Coastal agricultural fields are vulnerable to storm surge inundation and salinization. Most crops are intolerant of salinity and thus minimization of saltwater intrusion due to storms and high tide events is critical to crop preservation and economic stability. The objective of this study is to explore how marsh migration impacts the extent of surface and subsurface salinization due to storm surges. We also examine the short- and long-term environmental and financial benefits of marsh migration into coastal agricultural land subject to storm surge inundation.

Software: HydroGeoSphere

Citation: Guimond, J. A., & Michael, H. A. (2021). Effects of marsh migration on flooding, saltwater intrusion, and crop yield in coastal agricultural land subject to storm surge inundation. Water Resources Research, 57, e2020WR028326.
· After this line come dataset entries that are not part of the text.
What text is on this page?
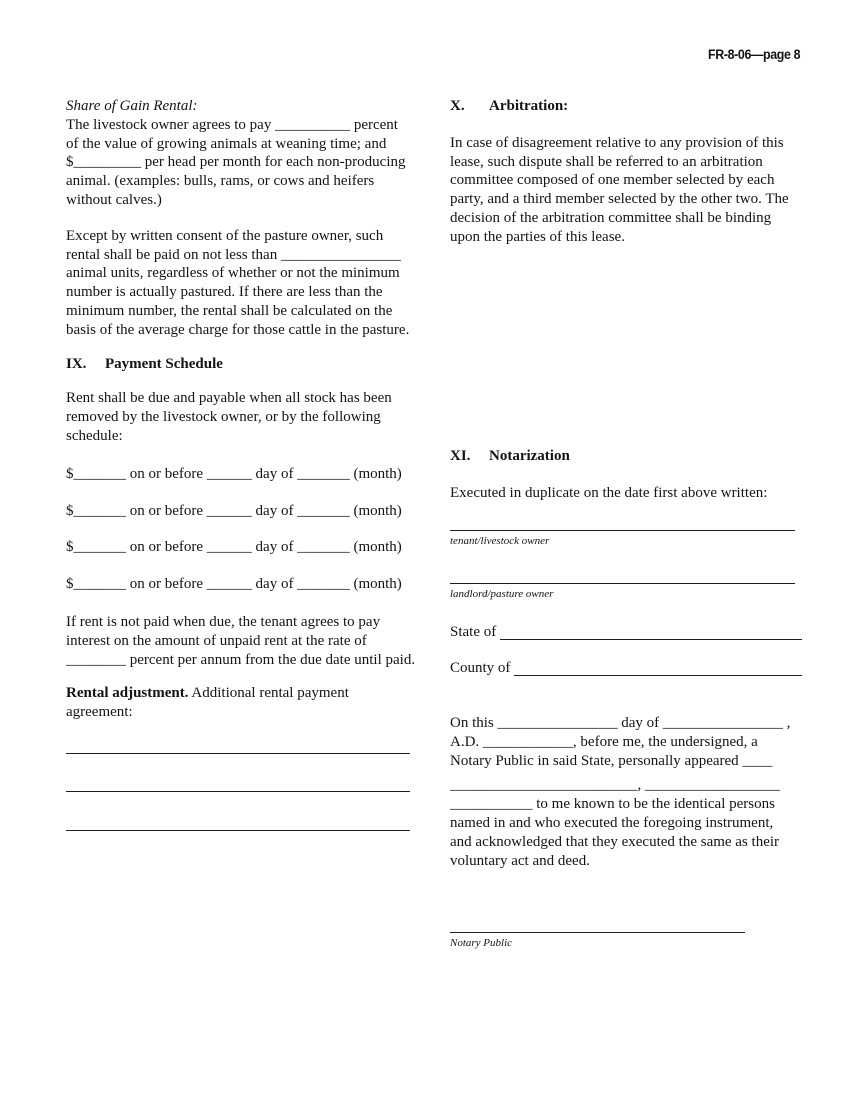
FR-8-06—page 8
Share of Gain Rental:
The livestock owner agrees to pay __________ percent
of the value of growing animals at weaning time; and
$_________ per head per month for each non-producing
animal. (examples: bulls, rams, or cows and heifers
without calves.)
Except by written consent of the pasture owner, such
rental shall be paid on not less than ________________
animal units, regardless of whether or not the minimum
number is actually pastured. If there are less than the
minimum number, the rental shall be calculated on the
basis of the average charge for those cattle in the pasture.
IX.	Payment Schedule
Rent shall be due and payable when all stock has been
removed by the livestock owner, or by the following
schedule:
$_______ on or before ______ day of _______ (month)
$_______ on or before ______ day of _______ (month)
$_______ on or before ______ day of _______ (month)
$_______ on or before ______ day of _______ (month)
If rent is not paid when due, the tenant agrees to pay
interest on the amount of unpaid rent at the rate of
________ percent per annum from the due date until paid.
Rental adjustment. Additional rental payment
agreement:
X.	Arbitration:
In case of disagreement relative to any provision of this
lease, such dispute shall be referred to an arbitration
committee composed of one member selected by each
party, and a third member selected by the other two. The
decision of the arbitration committee shall be binding
upon the parties of this lease.
XI.	Notarization
Executed in duplicate on the date first above written:
tenant/livestock owner
landlord/pasture owner
State of
County of
On this ________________ day of ________________ ,
A.D. ____________, before me, the undersigned, a
Notary Public in said State, personally appeared ____
_________________________, __________________
___________ to me known to be the identical persons
named in and who executed the foregoing instrument,
and acknowledged that they executed the same as their
voluntary act and deed.
Notary Public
Impacts of sea-level rise on coastal wetland hydrology and carbon dynamics

As sea-level rise threatens to drown coastal wetlands, the longevity of coastal wetland ecosystem services is unknown, particularly coastal wetland carbon sequestration. The objective of this study is to explore how sea-level rise impacts carbon dynamics using links between coastal wetland hydrology and carbon accumulation in conjunction with hydrological models.

Software: HydroGeoSphere

Citation: Guimond, J. A., Yu, X., Seyfferth, A. L., and Michael, H. A. (2020). Using hydrological‐biogeochemical linkages to elucidate carbon dynamics in coastal marshes subject to relative sea‐level rise. Water Resources Research, 56, e2019WR026302.


Connecting hydrology, biology, and geochemistry in a coastal wetland

Tidal marshes are valuable global carbon sinks, yet large uncertainties in salt marsh carbon budgets and mechanisms mediating the magnitude and direction of carbon fluxes exist. Specifically, the mechanisms, magnitudes, and timing by which crab burrows influence wetland carbon fluxes are still to be determined. The objectives of this project were to 1) quantify the effects of crab burrows on salt marsh hydrology and geochemistry via changes in sediment permeability and redox potential and 2) identify how and how much crab activity causes carbon loss, or reduced carbon sequestration, in salt marshes.

Project location: St. Jones National Estuarine Research Reserve, Dover, Delaware

Citation: Guimond, J. A., Seyfferth, A. L., Moffett, K. B., and Michael, H. A. (2020). A physical-biogeochemical mechanism for positive feedback between marsh crabs and carbon efflux. Environmental Research Letters, 15(3), 34024.